En definitiva: la revolución humanitaria de la que habla Pinker fue producto de un cambio en las sensibilidades potenciado y favorecido por el uso de la razón, que permitió articular una filosofía nueva de la vida, el llamado liberalismo clásico.
Esta relación entre moral y razón queda más expuesta si cabe cuando Pinker analiza el papel de la razón como factor reductor de la violencia en nuestros días. El autor dedica unas páginas al llamado efecto Flynn, el aumento observado en el coeficiente intelectual de los habitantes de varias naciones en las últimas décadas. Este aumento no ha sido general en todas las áreas de la inteligencia. De hecho, parece ser que no ha habido un aumento significativo en factores como el vocabulario o la aritmética. Por contra, el efecto Flynn se ha concentrado en el razonamiento abstracto. Y Pinker comenta que el razonamiento abstracto es una capacidad esencial para la toma de perspectivas que supone la empatía: la abstracción nos permite imaginar escenarios hipotéticos, alejados de nuestra realidad y nuestras circunstancias, el los que tengamos en cuenta las necesidades y los sentimientos de los otros.

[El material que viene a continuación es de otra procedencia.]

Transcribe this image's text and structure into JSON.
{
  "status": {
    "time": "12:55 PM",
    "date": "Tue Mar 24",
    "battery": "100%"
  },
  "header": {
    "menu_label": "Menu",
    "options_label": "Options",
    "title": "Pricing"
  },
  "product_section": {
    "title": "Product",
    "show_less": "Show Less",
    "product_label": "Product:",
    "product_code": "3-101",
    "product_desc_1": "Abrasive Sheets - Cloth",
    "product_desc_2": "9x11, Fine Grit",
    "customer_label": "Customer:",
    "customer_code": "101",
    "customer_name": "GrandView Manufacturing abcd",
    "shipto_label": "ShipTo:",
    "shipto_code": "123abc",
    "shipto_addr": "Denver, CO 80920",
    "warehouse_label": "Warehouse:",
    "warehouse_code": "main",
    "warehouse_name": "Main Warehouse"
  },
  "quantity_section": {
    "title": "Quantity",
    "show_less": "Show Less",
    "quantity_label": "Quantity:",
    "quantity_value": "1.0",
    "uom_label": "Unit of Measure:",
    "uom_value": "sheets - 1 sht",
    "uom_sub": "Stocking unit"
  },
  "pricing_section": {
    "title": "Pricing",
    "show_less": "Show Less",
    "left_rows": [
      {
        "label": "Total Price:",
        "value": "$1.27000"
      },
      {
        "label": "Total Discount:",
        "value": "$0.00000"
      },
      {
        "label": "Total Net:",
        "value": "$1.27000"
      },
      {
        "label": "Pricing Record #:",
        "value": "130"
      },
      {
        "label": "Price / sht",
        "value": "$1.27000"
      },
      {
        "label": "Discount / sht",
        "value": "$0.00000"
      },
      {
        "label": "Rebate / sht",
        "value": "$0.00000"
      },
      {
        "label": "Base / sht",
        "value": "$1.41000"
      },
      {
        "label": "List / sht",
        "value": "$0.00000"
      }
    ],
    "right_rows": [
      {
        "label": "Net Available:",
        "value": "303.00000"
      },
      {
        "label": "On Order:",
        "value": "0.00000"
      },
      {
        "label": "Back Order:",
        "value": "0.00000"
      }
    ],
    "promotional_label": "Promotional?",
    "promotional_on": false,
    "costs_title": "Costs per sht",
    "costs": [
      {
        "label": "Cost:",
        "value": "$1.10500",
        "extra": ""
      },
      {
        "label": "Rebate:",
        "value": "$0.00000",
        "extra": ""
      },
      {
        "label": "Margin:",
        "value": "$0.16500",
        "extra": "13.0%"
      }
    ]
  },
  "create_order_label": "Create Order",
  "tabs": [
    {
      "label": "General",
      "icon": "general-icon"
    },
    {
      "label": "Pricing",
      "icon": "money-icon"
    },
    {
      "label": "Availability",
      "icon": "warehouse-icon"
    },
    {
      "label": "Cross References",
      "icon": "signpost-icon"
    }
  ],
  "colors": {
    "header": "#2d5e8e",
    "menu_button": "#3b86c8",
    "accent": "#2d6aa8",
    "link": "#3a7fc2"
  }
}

De hecho, sin el control del razonamiento abstracto, la empatía no sólo puede no hacernos mejores personas, sino que puede desatar lo peor que llevamos dentro. Y es que, como argumenta Paul Bloom en The New Yorker, la empatía también puede ser provinciana y corta de miras, atenta sólo a las necesidades de los que consideramos nuestros iguales, o a aquellos que sólo pertenecen a nuestro grupo.
Hay una idea interesante que recorre el libro de Pinker: aquellos hitos históricos que han permitido el descenso de la violencia han sido incorporados de tal manera a nuestra vida diaria, a nuestra cultura actual, que han pasado a ser invisibles para nosotros. Así, dice Pinker, de la misma manera que hoy en día resulta escandalosa la idea de fumar en una oficina, también nos resulta escandalosa (aunque a un nivel muy distinto) la idea de quemar herejes en la hoguera, o de perseguir y torturar a disidentes ideológicos. Pero apenas hace cuatro siglos que estos hechos, y otros peores, eran moneda corriente en Europa. Mostrar los prejuicios, la crueldad, la ignorancia que sostenían a tales prácticas no fue en absoluto un trabajo fácil, ni una tarea obvia.
Algo parecido ha sucedido con el efecto Flynn. Muy probablemente, la educación generalizada en nuestras sociedades, y la exposición continua a conceptos abstractos y relacionados con el mundo de la ciencia hayan permitido mejorar nuestras habilidades de razonamiento abstracto. Y lo han hecho de una manera tan continuada que para nosotros esas capacidades han llegado a ser casi naturales y, por tanto, se dan por supuestas.
Así pues, aunque leer ficción sea un buen ejercicio para mejorar la toma de perspectivas no deberíamos pasar por alto el papel que el razonamiento ha jugado, y juega, en el proceso continuo de creación de eso que llamamos “ser una buena persona”.